My father’s death is its own small violence. It leaves silence in its wake. A cigarette burning itself out in an ashtray. A cold cup of coffee.
My father’s death is sudden.
It drags on.
Soft words are spoken in dark hospital hallways. Papers are signed, machines unplugged. I stand next to my mother. I hold her. Hold my sister. Listen to the ticking of a clock.
My father’s death arrives by phone. I’m alone in the house. My wife has had a nervous breakdown, is in a different hospital. When I visit, I sit with her in the common room. She plays the piano. She tells me she loves me. She cries.
I stand in a bedroom, staring out a window.
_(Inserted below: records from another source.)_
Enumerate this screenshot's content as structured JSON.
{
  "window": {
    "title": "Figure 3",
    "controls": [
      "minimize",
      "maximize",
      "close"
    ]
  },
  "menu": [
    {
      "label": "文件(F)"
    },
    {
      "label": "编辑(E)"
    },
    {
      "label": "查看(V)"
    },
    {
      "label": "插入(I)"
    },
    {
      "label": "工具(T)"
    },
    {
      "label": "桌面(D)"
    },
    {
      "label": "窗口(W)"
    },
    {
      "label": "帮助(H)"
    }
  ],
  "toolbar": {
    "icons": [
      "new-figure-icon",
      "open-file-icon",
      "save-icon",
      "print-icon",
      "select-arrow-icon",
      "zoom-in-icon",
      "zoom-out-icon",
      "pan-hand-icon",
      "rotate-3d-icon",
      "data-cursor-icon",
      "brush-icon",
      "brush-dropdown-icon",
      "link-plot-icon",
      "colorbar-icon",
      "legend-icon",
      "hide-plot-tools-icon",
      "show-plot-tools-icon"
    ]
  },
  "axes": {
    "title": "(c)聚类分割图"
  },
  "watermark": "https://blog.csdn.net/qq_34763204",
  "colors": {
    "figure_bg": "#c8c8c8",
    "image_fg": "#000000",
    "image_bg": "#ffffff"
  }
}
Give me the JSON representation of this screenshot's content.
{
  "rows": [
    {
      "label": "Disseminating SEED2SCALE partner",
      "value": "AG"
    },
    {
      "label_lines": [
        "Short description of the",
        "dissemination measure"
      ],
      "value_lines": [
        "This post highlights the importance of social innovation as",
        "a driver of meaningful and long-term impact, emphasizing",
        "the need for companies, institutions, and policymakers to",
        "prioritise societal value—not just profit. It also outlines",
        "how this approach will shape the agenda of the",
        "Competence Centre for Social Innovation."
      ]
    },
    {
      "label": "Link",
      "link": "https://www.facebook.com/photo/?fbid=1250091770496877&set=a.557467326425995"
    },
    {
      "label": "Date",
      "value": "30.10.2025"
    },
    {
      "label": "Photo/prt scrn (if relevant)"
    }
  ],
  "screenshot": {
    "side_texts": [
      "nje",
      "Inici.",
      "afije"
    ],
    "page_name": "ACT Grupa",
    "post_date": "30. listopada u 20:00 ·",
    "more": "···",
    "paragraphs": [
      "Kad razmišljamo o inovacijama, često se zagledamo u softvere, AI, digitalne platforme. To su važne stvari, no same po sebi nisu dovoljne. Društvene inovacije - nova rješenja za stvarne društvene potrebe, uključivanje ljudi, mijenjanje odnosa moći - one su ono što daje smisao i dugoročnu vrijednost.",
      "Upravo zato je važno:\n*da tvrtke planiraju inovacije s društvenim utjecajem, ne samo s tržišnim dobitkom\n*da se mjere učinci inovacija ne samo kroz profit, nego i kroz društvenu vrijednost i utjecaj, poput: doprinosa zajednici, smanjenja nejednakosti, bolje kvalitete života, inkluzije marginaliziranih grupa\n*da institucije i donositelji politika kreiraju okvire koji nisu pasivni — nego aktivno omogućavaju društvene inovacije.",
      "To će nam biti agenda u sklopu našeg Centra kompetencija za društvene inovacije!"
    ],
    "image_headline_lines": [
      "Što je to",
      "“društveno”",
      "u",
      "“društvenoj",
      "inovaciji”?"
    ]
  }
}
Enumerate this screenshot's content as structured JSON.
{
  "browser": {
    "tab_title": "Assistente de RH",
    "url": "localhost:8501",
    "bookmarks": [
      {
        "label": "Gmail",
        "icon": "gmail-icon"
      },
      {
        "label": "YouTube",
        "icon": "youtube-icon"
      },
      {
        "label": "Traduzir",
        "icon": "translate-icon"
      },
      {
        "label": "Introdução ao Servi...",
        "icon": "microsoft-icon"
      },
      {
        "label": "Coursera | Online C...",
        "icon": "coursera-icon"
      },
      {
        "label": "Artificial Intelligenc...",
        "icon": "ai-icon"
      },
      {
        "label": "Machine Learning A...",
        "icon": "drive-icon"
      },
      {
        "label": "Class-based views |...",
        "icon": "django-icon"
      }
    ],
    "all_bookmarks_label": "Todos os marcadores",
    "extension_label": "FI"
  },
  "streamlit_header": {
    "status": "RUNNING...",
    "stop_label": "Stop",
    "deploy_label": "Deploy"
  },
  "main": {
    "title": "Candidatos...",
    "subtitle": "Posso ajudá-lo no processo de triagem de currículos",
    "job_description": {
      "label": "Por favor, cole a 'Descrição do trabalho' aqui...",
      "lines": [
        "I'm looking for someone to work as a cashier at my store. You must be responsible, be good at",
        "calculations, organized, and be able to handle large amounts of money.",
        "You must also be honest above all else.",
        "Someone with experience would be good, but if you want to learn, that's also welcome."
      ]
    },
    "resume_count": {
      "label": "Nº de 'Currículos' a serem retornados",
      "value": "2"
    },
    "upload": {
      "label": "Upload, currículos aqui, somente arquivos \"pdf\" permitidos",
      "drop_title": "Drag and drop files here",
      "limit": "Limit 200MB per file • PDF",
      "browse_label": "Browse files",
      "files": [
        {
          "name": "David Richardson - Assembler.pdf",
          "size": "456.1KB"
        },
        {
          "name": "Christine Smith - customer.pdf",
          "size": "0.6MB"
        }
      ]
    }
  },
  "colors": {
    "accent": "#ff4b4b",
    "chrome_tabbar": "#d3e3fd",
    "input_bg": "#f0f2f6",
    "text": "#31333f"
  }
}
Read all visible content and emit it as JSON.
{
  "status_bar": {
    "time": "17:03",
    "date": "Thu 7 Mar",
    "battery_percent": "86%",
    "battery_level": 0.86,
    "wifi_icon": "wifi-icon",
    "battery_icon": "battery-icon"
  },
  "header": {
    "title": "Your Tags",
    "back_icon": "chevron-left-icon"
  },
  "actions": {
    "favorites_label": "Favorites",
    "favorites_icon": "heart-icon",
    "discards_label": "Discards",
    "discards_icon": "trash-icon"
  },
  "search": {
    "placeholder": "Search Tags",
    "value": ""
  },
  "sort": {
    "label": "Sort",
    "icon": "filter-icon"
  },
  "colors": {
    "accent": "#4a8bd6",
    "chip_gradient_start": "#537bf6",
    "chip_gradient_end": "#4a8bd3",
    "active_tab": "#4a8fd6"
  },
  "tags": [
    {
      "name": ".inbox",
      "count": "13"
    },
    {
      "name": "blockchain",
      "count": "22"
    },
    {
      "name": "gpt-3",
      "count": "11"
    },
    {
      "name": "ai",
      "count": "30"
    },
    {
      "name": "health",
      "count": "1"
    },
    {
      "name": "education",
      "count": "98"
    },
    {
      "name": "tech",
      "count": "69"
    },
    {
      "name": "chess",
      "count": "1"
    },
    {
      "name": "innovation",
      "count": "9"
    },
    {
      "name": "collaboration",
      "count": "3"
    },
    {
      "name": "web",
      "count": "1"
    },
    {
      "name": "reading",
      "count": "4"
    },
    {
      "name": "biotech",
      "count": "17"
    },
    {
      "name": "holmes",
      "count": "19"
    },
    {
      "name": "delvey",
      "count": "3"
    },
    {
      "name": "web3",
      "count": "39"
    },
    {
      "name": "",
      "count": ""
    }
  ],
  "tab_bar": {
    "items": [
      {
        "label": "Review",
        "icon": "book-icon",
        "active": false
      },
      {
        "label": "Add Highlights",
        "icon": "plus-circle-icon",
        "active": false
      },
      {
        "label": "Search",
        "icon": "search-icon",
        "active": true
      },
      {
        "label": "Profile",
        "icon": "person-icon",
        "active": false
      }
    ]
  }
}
Behind me, my lover gets dressed. She knows about my wife, but not about my father. She tells me I have to go before her daughter gets home from school. Tells me she’s free again next Thursday.
I leave my mother’s house, drive to see my wife. I talk to the nurse. I explain what’s happened. She stands in the doorway while I break the news. My wife screams as the words spill from my mouth. I no longer want to know who her tears are for.
My father’s death is unexpected.
I’ve been waiting for it for years.
My father’s death is different than his own father’s. Different than his mother’s. I was 16, then I was 23, now I’m 27. They were all strangers to me.
My father’s death is like the sun - I can’t look directly at it. Can only cast my own thin shadow in its blinding light. Will burst into flames if I get too close.
I answer the phone. It’s a friend of my father’s. His voice is choked, harsh. Says he’s sorry. Says it again. Asks to borrow twenty dollars. Swears he’ll pay it back.
I go back to work, and everyone is too polite. Everyone keeps a safe distance.
My father’s death might be catching.
I stand in my lover’s living room on Thursday afternoon. She says she read about my father in the paper. Asks me why I didn’t tell her. Starts unbuttoning my shirt. Is naked, and I can’t keep my hands off her.
And later, at the hospital, my wife is medicated, tranquil. She wants to know what happened. Wants me to start at the beginning, tell her everything. I consider. I take my wife’s hand and squeeze it gently. I open my mouth.
My father’s death is the end of the story.